The 24-year-old, who works as a bikini model and MMA ring girl, was at Deja Vu strip club on Thursday to audition for a dancing job. She left her daughter in a car outside the club under the supervision of 19-year-old Summer Taylor, according to WKRN Nashville.
Police were alerted to the unattended girl after witnesses raised the alarm. McMurtry was brought out of the club to open the car.
24-year-old Kelsey McMurtry arrested after leaving her child in a hot car while auditioning at Deja-Vu Showgirls. pic.twitter.com/C65KxAWA2Y
— NewsChannel 5 (@NC5) April 15, 2016
The arresting officer said the windows were fully rolled up and the girl was sweating profusely into a heavy jacket. The warrant details the temperature as having been 72 degrees Fahrenheit but it was estimated to have been 100 degrees inside the car. The young girl was taken to a hospital for care and is now with child services.
Taylor told police she intermittently left the child unsupervised so as to see McMurtry's audition, never being away for more than a few minutes, but witnesses told police she had been left unattended for 30 minutes.

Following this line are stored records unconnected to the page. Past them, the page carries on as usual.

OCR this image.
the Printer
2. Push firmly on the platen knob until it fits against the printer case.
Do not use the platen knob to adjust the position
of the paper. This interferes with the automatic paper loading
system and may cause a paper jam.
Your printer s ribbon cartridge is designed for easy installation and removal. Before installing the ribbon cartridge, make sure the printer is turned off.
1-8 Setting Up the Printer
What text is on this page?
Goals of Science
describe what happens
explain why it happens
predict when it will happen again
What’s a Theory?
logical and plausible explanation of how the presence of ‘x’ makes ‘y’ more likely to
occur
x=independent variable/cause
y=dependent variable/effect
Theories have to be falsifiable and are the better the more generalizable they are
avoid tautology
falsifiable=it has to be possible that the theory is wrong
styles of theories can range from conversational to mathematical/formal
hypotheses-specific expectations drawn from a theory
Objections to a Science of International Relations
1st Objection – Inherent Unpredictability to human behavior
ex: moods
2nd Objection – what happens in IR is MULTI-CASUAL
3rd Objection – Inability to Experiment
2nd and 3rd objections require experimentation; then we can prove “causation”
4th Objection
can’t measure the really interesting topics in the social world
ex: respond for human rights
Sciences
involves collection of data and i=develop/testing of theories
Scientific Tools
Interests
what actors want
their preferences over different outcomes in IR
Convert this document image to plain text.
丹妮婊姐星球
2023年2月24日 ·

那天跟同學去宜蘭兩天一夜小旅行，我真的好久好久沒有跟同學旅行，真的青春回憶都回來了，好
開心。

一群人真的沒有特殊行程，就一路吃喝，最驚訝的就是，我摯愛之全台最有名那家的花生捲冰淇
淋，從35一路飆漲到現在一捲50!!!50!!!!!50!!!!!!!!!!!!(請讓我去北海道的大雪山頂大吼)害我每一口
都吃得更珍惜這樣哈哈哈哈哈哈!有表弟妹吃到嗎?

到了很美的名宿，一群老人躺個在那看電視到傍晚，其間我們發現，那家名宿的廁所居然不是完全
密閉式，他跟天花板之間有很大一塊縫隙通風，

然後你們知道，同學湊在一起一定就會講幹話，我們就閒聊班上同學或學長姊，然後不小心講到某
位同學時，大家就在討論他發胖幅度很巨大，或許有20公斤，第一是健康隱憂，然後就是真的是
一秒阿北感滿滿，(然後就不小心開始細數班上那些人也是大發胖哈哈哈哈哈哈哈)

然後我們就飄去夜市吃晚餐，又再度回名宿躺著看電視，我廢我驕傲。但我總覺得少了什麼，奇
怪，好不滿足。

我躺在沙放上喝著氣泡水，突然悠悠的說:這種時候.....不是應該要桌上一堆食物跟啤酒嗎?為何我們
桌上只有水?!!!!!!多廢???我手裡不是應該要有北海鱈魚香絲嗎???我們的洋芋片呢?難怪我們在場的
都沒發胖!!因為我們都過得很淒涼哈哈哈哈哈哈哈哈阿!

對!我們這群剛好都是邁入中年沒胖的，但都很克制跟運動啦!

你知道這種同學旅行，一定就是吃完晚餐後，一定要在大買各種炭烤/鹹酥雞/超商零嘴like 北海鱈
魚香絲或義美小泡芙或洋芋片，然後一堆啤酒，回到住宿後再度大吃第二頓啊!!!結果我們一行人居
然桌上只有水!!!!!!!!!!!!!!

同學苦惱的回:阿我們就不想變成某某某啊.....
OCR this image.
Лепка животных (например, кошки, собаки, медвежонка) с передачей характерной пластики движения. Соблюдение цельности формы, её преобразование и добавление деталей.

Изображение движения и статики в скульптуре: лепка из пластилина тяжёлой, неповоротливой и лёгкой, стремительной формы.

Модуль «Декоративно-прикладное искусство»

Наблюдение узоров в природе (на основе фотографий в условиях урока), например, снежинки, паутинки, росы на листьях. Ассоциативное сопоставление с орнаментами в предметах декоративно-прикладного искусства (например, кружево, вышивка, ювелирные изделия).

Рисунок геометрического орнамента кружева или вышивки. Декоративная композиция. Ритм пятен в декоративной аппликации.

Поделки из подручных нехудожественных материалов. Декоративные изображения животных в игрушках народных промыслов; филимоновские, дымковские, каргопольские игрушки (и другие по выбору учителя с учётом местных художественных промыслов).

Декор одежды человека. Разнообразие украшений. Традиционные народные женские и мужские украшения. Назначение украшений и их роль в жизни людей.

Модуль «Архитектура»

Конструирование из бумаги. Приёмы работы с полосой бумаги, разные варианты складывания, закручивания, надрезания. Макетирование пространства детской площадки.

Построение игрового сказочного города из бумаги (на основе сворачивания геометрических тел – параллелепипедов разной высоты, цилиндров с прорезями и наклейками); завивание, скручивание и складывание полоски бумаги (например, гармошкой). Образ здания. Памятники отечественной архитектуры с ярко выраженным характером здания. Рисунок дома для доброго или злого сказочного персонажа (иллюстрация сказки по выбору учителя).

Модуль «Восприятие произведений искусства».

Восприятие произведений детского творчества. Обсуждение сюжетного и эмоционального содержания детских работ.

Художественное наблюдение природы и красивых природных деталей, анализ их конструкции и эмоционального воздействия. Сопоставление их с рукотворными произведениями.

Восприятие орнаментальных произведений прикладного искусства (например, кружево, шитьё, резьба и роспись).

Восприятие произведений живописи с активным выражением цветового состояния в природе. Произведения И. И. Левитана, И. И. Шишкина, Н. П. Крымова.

Child rescued from hot car outside Nashville strip club; 2 women arrested | https://t.co/jD7XgXVL1lpic.twitter.com/Lmm8Q0jZMZ
— WKRN (@WKRN) April 15, 2016
Both McMurtry and Taylor were arrested and charged with child neglect. McMurtry was also charged with criminal impersonation after giving police a false identity. She is being held on a $40,000 bond and both are due in court on April 18.
Tennessee’s Gender Wage Gap Costs the State’s Women Nearly $7 Billion Per Year, New Equal Pay Day Study Finds... https://t.co/9d5EdV5M6j
— West TN Examiner (@WTExaminerNews) April 12, 2016
The average cost for infant childcare in Tennessee is $5,857 a year, one of the lowest levels in the US. However, as working mothers in the US earn an average 71 cents for every dollar a man makes, women like McMurtry can struggle to support their child.
Some 342,000 families are headed by women in Tennessee with 37 percent of them earning incomes below the poverty line.